Нужно ли удивляться после этого, что в Париже можно встретить множество людей, похожих на Алкивиада{93}, который был тщеславен, блестящ, способен был облачаться во всевозможные характеры, любил показную сторону жизни и все, что притягивает взоры толпы, и предпочитал слыть не столько хорошим гражданином, сколько остроумным человеком?
59. ШпионыЕсли бы парижанин не страдал тем врожденным легкомыслием, в котором его упрекают, он сделался бы легкомысленным преднамеренно. На улице он всегда окружен шпионами. Как только два гражданина начинают разговаривать друг с другом на ухо, к ним тотчас же подходит третий и вертится вокруг, чтобы подслушать, что они говорят. Полицейские шпионы – это те же любопытные, с тою только разницей, что каждый из них имеет особые мундиры, которые меняет ежедневно; ничто не может сравниться по быстроте с этими удивительными превращениями.
Тот, кто утром был при шпаге, вечером облачается в рясу. Он является то в образе длинноволосого приказного, то в образе уличного забияки со шпагой на бедре, а на следующий день, вертя в руках тросточку с золотым набалдашником, будет изображать из себя финансиста, всецело занятого деловыми расчетами. Самые странные перевоплощения ему ровно ничего не стоят. В один и тот же день он и кавалер ордена Сен-Луи{94}, и парикмахерский подмастерье, настоятель какого-нибудь монастыря, с тонзурой на голове, и поваренок. Он появляется то на пышном балу, то в самом смрадном кабаке. Сегодня у него на пальце бриллиантовое кольцо, завтра на голове грязный парик. Он меняет физиономию почти так же ловко, как и платье, и по этой части мог бы дать добрый совет Превилю{95}. Полицейский шпион все видит, все слышит, всюду поспевает; не знаю, как только он может обегать в один день все шестнадцать парижских кварталов!
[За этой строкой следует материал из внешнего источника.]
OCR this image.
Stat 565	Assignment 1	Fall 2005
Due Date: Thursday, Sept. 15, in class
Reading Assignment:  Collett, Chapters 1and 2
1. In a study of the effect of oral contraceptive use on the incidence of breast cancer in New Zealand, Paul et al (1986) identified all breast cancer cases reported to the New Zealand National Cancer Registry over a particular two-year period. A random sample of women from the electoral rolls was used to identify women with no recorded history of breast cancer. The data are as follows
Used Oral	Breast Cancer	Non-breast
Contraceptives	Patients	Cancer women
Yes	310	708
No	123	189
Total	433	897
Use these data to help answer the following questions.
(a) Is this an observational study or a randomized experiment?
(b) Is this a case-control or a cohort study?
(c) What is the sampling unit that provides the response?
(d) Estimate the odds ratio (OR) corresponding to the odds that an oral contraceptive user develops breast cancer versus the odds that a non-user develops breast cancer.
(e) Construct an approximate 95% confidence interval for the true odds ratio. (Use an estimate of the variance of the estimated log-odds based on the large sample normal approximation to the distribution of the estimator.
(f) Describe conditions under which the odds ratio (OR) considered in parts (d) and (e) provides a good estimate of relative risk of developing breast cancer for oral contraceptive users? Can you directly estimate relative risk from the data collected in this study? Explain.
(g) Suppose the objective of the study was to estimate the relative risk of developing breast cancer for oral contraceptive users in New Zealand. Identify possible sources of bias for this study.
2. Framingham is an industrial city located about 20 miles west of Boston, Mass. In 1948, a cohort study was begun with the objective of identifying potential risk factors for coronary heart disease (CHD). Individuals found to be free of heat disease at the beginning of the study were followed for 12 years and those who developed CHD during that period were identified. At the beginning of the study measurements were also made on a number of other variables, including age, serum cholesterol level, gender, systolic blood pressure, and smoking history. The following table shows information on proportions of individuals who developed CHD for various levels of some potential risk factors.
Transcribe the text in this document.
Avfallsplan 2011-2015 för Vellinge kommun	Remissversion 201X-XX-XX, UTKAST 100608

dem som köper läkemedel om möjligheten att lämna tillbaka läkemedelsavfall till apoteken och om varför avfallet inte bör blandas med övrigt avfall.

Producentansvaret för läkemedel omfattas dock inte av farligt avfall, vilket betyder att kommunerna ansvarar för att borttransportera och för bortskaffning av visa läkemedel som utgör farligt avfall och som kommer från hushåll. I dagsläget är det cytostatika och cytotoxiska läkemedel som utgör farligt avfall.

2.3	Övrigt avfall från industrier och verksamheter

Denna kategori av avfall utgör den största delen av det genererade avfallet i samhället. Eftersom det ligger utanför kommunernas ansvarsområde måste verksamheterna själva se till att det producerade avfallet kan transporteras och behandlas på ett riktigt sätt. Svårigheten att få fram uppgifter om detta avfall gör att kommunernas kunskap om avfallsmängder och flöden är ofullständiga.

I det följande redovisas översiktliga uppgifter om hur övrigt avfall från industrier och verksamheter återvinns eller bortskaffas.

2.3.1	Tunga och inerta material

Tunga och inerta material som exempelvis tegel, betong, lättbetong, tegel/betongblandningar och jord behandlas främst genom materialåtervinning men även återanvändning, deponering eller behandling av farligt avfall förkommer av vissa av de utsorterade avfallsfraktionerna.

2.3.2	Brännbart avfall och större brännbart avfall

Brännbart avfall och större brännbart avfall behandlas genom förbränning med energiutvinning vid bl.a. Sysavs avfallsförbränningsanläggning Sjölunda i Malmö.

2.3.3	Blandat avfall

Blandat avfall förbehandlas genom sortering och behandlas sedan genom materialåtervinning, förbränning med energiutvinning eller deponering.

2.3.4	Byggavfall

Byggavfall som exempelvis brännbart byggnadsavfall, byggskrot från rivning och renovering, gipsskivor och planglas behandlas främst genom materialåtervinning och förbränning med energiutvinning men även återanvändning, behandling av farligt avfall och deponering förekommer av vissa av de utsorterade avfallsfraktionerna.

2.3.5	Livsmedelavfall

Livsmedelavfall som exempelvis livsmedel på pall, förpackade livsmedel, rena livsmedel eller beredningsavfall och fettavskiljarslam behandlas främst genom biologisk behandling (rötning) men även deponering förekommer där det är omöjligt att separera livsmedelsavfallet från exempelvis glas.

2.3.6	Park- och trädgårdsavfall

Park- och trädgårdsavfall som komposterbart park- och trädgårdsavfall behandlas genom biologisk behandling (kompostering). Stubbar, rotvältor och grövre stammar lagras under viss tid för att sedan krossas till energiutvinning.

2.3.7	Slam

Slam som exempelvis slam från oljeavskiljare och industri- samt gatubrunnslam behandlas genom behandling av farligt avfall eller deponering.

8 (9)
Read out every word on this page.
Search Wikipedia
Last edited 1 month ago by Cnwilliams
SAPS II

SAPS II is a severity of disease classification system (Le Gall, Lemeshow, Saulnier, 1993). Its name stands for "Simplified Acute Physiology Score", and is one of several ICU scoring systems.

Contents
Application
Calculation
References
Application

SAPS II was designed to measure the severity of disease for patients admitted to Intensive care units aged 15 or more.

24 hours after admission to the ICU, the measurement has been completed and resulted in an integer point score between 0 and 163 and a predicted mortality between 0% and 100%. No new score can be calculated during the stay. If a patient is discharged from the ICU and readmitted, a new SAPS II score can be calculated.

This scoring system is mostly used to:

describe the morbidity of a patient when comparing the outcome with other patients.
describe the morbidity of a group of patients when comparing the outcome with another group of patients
Иногда он сидит в углу какой-нибудь кофейни и производит впечатление неповоротливого, скучающего, унылого гражданина, задремавшего в ожидании ужина; в действительности же он все уже успел увидеть и услышать. В другой раз он является в роли оратора, первый вносит смелое предложение, вызывает на откровенность, истолковывает по-своему само ваше молчание, и, независимо от того, скажете ли вы что-нибудь или нет, он уже знает, что́ вы думаете о том или другом предмете.
Таково орудие, которым пользуются в Париже для выкачивания секретов; а оно оказывает на действия министров больше влияния, чем какие бы то ни было соображения политического порядка.
Шпионаж порвал все узы доверия и дружбы; теперь в разговоре затрагиваются только самые пустяшные вопросы, и правительство, так сказать, диктует гражданам тему, которую они будут развивать вечером в кофейнях и клубах. Если хотят скрыть чью-нибудь смерть, то, сказав на ухо: Он умер, прибавляют: Об этом не говорят впредь до нового распоряжения.
Народ потерял всякое представление о гражданской и политической власти, и если что и может потешить среди всей этой плачевной невежественности, так это слова одного придурковатого буржуа, который вообразил, что Версаль и Париж должны предписывать законы и давать тон всей Европе, а следовательно и всему миру! Самые невежественные, закоренелые предрассудки все еще не могут испариться из старых голов парижан, преисполненных неисправимой глупости. Народ, который ничего другого, кроме Газет де-Франс{96}, не читает, естественно думает только по ее указке.